- Still from the film
- Directed by: George Melford Varick Frissell;
- Written by: Garnett Weston (scenario and dialogue)
- Story by: Garnett Weston
- Produced by: Varick Frissell
- Starring: Louise Huntington Charles Starrett Arthur Vinton Robert Bartlett;
- Narrated by: Sir Wilfred Grenfell
- Cinematography: Alfred Gandolfi Maurice Kellerman Alexander G. Penrod;
- Edited by: H. P. Carver
- Production company: J.D. Williams Newfoundland-Labrador Film Company;
- Distributed by: J.D. Williams
- Release dates: March 5, 1931 (Newfoundland); June 21, 1931 (United States);
- Running time: 70 minutes
- Countries: Newfoundland; United States;
- Language: English

= The Viking (1931 film) =

1931 film

The Viking (Ceux du Viking), also known as White Thunder and Vikings of the Ice Field, is a 1931 Newfoundland/American adventure film about sealing directed by George Melford. The Viking was the first film to record sound and dialogue on location, with the use of magnetic wire recording. It is best known for the explosion aboard the ship SS Viking (an actual sealing ship) during filming, in which many members of the crew, including producer Varick Frissell, were killed. It remains the incident with the largest loss of life in film history.

==Plot==
Set on the coast of Newfoundland, a rivalry develops between Jed Nelson, a seal hunter, and Luke Oarum, a local man considered a jinx, when Jed worries that Luke may try to steal his girlfriend Mary Joe. Jed goads Luke into accompanying him on an Arctic sealing expedition on the Viking, commanded by Capt. Barker, calling him a coward.

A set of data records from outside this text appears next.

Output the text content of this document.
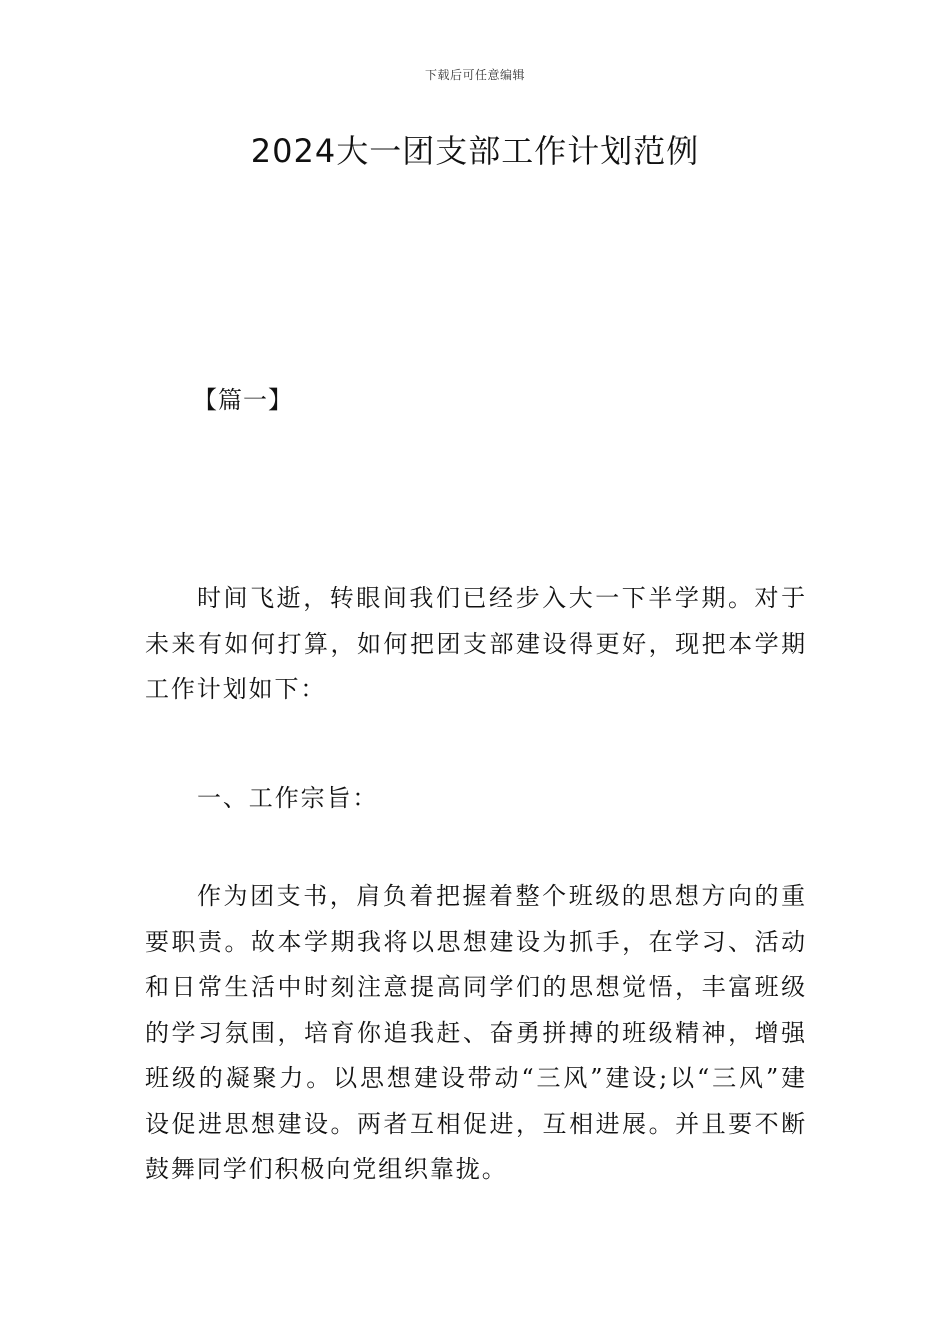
下载后可任意编辑
2024大一团支部工作计划范例
【篇一】

时间飞逝，转眼间我们已经步入大一下半学期。对于未来有如何打算，如何把团支部建设得更好，现把本学期工作计划如下：

一、工作宗旨：

作为团支书，肩负着把握着整个班级的思想方向的重要职责。故本学期我将以思想建设为抓手，在学习、活动和日常生活中时刻注意提高同学们的思想觉悟，丰富班级的学习氛围，培育你追我赶、奋勇拼搏的班级精神，增强班级的凝聚力。以思想建设带动“三风”建设;以“三风”建设促进思想建设。两者互相促进，互相进展。并且要不断鼓舞同学们积极向党组织靠拢。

They both end up in a hunting party on the ice floes. The entire group find themselves stranded. Jed tries to kill Luke, but he has been rendered nearly blind by the snow and his gunshot misses. First Luke, then Jed, become separated from the main group, which finds its way safely back to the ship. Barker waits for a while, having the ship's horn sounded repeatedly in hopes of guiding the lost pair, but eventually gives up, and the Viking returns to Saint John's. Mary Joe is told the news.

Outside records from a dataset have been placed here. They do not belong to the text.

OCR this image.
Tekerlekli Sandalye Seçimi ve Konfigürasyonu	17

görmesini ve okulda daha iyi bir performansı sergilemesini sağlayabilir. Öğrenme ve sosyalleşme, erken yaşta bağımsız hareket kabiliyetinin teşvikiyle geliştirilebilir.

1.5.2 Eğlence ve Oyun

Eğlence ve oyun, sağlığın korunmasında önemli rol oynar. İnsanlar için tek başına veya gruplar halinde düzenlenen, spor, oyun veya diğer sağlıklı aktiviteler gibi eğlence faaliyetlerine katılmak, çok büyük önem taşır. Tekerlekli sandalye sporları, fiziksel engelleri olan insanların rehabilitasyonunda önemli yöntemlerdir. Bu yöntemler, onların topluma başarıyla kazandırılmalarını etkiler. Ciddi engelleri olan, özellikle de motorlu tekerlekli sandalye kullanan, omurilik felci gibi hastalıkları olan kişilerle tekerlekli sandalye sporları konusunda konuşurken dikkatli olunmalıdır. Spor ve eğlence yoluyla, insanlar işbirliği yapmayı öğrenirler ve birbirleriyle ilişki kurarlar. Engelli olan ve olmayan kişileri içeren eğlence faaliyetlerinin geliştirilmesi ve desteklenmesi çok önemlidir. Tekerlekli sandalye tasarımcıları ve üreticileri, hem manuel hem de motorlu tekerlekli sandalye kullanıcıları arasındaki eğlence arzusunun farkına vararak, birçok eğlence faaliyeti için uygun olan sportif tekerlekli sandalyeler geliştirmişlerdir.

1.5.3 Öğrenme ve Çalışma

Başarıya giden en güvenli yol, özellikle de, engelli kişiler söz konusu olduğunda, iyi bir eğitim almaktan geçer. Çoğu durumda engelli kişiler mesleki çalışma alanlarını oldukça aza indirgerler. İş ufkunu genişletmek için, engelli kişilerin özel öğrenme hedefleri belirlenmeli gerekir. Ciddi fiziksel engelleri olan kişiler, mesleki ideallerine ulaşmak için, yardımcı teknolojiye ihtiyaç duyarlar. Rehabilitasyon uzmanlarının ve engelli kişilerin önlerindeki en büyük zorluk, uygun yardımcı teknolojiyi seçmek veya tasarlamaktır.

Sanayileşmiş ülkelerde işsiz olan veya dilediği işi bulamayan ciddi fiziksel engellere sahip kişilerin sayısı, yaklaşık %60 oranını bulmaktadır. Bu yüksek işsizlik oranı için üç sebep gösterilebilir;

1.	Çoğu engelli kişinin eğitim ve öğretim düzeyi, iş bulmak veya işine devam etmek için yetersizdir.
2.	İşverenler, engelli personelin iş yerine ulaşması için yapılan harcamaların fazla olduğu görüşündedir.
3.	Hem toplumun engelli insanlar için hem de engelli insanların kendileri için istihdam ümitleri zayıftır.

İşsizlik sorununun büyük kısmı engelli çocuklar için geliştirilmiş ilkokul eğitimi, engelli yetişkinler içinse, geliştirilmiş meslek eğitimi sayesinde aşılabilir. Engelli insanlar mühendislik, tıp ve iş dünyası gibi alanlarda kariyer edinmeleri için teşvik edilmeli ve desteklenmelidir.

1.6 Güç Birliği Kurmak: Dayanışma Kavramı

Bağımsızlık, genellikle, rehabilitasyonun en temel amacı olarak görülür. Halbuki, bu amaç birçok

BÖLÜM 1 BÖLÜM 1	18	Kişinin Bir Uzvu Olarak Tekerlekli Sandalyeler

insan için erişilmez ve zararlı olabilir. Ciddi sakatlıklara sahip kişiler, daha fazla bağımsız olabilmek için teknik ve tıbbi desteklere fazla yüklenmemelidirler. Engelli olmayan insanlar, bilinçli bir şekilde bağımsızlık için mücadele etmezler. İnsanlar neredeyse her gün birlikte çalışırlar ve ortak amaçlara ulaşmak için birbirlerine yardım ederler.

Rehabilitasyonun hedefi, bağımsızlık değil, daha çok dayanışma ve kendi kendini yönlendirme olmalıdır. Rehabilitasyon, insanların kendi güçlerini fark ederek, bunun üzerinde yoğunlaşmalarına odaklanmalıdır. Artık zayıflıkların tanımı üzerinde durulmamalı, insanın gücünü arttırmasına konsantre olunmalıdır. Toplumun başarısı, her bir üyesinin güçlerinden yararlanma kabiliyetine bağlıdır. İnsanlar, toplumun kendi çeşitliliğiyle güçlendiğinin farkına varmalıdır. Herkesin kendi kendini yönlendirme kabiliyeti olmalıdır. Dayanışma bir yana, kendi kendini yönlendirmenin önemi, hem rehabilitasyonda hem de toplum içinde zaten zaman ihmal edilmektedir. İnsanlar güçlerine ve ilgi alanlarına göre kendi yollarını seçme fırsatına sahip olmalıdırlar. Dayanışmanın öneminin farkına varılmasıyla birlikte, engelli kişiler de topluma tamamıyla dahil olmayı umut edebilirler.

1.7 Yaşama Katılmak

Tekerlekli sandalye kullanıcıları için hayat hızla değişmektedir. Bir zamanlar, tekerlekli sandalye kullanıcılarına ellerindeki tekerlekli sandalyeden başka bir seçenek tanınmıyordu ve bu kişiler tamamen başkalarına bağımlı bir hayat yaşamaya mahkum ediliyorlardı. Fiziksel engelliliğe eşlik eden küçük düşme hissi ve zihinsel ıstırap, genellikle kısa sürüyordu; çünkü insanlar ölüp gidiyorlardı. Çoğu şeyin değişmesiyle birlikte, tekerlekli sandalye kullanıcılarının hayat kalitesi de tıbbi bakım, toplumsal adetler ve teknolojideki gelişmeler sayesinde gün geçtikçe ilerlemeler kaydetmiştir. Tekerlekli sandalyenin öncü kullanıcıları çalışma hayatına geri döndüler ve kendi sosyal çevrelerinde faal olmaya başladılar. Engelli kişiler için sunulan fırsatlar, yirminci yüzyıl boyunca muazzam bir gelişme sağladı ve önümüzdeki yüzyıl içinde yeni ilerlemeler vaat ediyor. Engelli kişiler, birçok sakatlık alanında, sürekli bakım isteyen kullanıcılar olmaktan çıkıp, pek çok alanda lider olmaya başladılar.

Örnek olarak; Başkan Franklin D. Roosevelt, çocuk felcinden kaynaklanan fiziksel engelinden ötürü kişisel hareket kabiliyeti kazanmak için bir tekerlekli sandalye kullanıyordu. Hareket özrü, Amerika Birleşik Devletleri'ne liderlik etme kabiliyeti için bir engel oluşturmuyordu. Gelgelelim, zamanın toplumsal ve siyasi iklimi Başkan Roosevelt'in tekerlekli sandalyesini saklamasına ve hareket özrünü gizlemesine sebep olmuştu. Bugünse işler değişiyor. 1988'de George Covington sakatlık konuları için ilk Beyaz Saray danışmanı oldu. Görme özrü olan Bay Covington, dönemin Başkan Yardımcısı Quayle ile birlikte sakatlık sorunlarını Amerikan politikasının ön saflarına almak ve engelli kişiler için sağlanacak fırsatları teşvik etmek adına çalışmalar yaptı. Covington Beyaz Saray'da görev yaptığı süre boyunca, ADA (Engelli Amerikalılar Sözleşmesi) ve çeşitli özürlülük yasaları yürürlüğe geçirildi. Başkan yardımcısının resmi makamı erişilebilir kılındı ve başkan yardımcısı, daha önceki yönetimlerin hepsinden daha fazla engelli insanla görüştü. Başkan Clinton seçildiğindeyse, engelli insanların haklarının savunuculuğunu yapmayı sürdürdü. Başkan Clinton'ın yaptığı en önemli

Luke finds Jed. Jed is ready to give up, but despite the attempt on his life, Luke forces Jed to keep going. They trudge across the ice floes all the way back to land, arriving home and interrupting a church service. Luke and Mary Joe embrace, while Jed vows that he will beat senseless any man who derides the character of his new friend.

==Cast==
As listed in the credits:
- Louise Huntington as Mary Joe
- Charles Starrett as Luke Oarum
- Capt. Robert Abram Bartlett as Capt. Barker
- Arthur Vinton as Jed Nelson

The SS Viking was used for sealing along the Newfoundland coast (1904–1931) and featured heavily in the film bearing the same name.

==Production==
American-born producer Varick Frissell's previous short films, The Lure of Labrador and The Swilin' Racket (also known as The Great Arctic Seal Hunt), prompted him to make a full-length feature entitled Vikings of the Ice Field. Paramount Pictures put up $100,000 to finance the production, while insisting that Hollywood personnel be used. Frissell hired director George Melford, who had attended McGill University in Montreal and had experience in filming Canadian subjects previously.

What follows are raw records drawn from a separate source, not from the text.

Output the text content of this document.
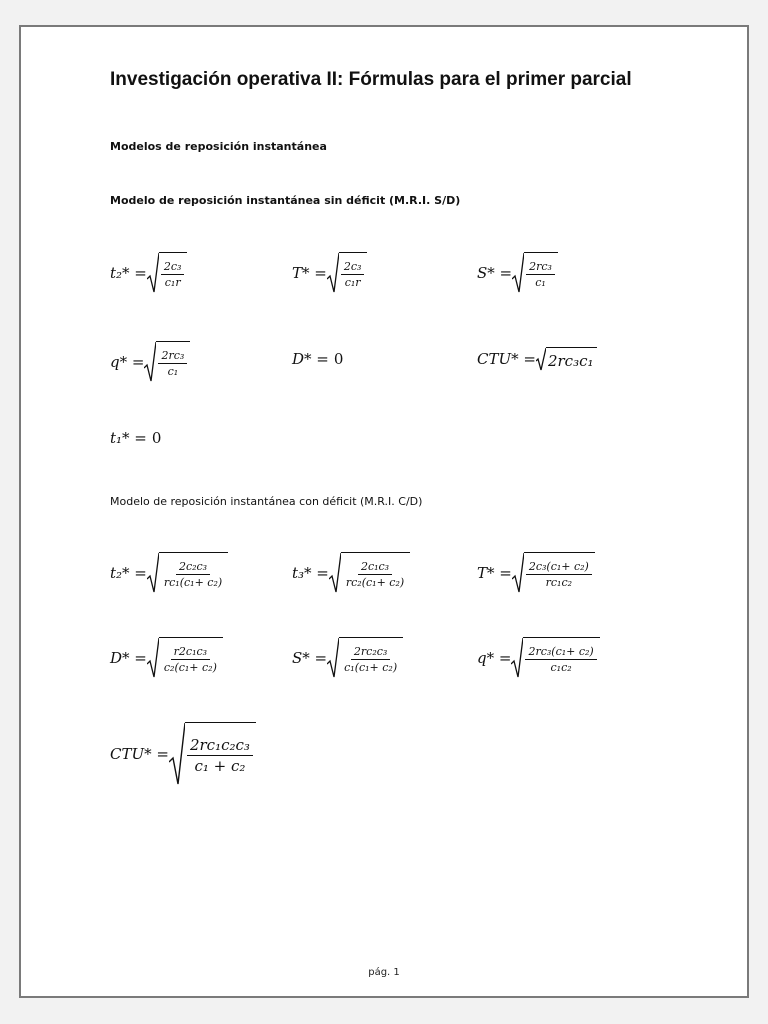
Investigación operativa II: Fórmulas para el primer parcial
Modelos de reposición instantánea
Modelo de reposición instantánea sin déficit (M.R.I. S/D)
$t_2* = \frac{\text{2c₃}}{\text{c₁r}}$	$T* = \frac{\text{2c₃}}{\text{c₁r}}$	$S* = \frac{\text{2rc₃}}{\text{c₁}}$
$q* = \frac{\text{2rc₃}}{\text{c₁}}$	D* = 0	CTU* = 2rc₃c₁
t₁* = 0
Modelo de reposición instantánea con déficit (M.R.I. C/D)
$t_2* = \frac{\text{2c₂c₃}}{\text{rc₁(c₁+ c₂)}}$	$t_3* = \frac{\text{2c₁c₃}}{\text{rc₂(c₁+ c₂)}}$	$T* = \frac{\text{2c₃(c₁+ c₂)}}{\text{rc₁c₂}}$
$D* = \frac{\text{r2c₁c₃}}{\text{c₂(c₁+ c₂)}}$	$S* = \frac{\text{2rc₂c₃}}{\text{c₁(c₁+ c₂)}}$	$q* = \frac{\text{2rc₃(c₁+ c₂)}}{\text{c₁c₂}}$
$CTU* = \frac{\text{2rc₁c₂c₃}}{\text{c₁ + c₂}}$
pág. 1
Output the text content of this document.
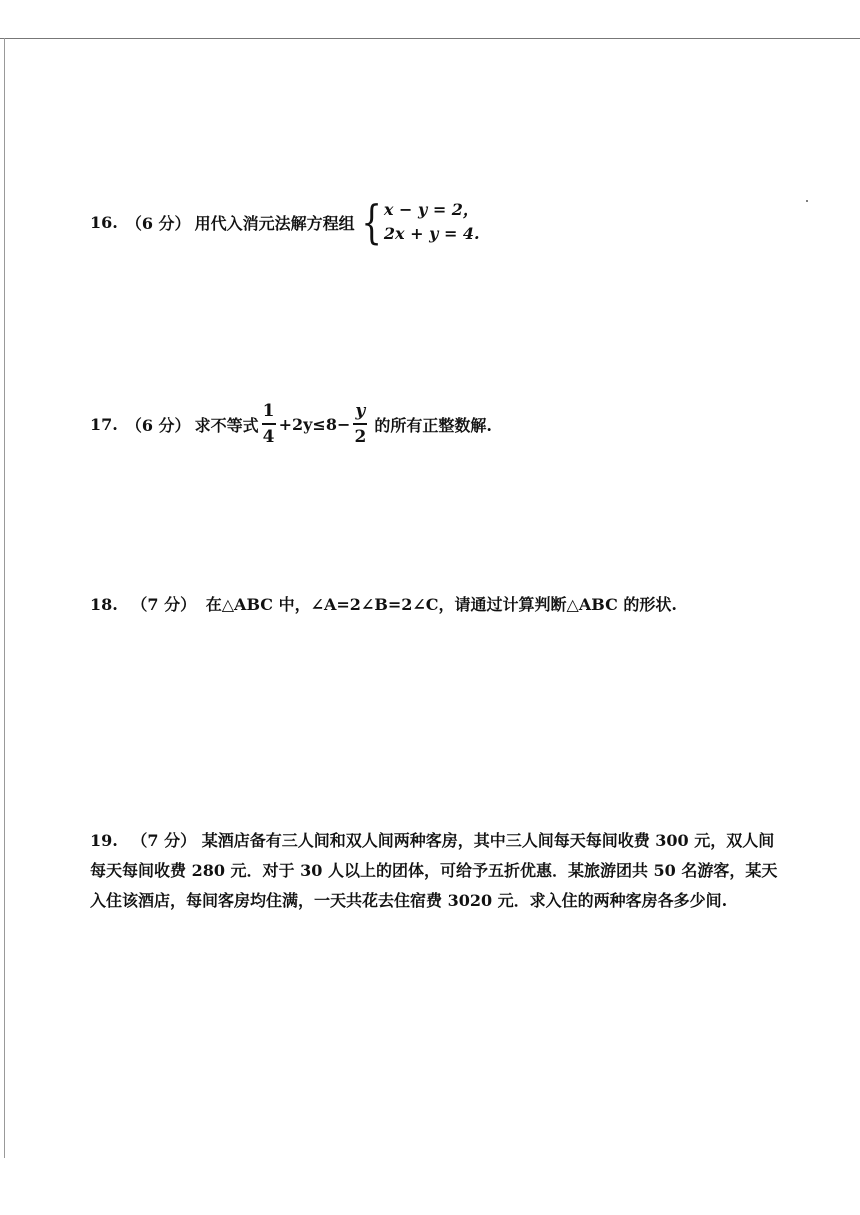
16. （6 分） 用代入消元法解方程组 { x − y = 2，
2x + y = 4.
17. （6 分） 求不等式 $\frac{1}{4} +2y\le 8- \frac{y}{2}$ 的所有正整数解.
18. （7 分） 在△ABC 中，∠A=2∠B=2∠C，请通过计算判断△ABC 的形状.
19. （7 分） 某酒店备有三人间和双人间两种客房，其中三人间每天每间收费 300 元，双人间每天每间收费 280 元．对于 30 人以上的团体，可给予五折优惠．某旅游团共 50 名游客，某天入住该酒店，每间客房均住满，一天共花去住宿费 3020 元．求入住的两种客房各多少间.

By 1930, Frissell had completed most of the principal photography on location in Quidi Vidi. For realistic footage, Frissell then took his crew to the Grand Banks and Labrador to film action sequences. The film was privately shown at the Nickel Theatre at St. John's on March 5, 1931. After this screening, Frissell decided that his film needed more real scenes from the Labrador ice floes. Within days, Frissell and his crew had joined the SS Viking for its annual seal hunt. The ship got trapped in ice near the Horse Islands.

On March 15, 1931, while trying to film an iceberg, Frissell, Alexander Penrod, 25 crew members and a stowaway were killed in an explosion. Some of the survivors made the over-ice trek to the Horse Islands, while others were rescued by vessels dispatched to the area.

Despite the fatal accident, the film was completed and released in June 1931. The title was changed from White Thunder to The Viking. A French-language version Ceux du Viking was released in 1932.

==Reception==
Reviews for The Viking varied, while the story was generally panned. The New York Times review referred to the film's story as "sketchy". The reviewer, however, noted: "'The Viking', like Mr Varick's silent work, 'The Swilin' Racket', has many marvelous scenes of the ice fields and of the adventures of men on a seal hunt off Labrador. It is enhanced by being made with sound effects, but the dialogue, like the story, is merely incidental."

The Theater Guild Magazine found the story "melodramatic" and the screenplay uninteresting in comparison to the cinematography. The Film Daily gave a negative review, noting the "weakness" of the story.

White Thunder, a National Film Board documentary on Varick Frissell's life, directed by Newfoundlander Victoria King, was released in 2002.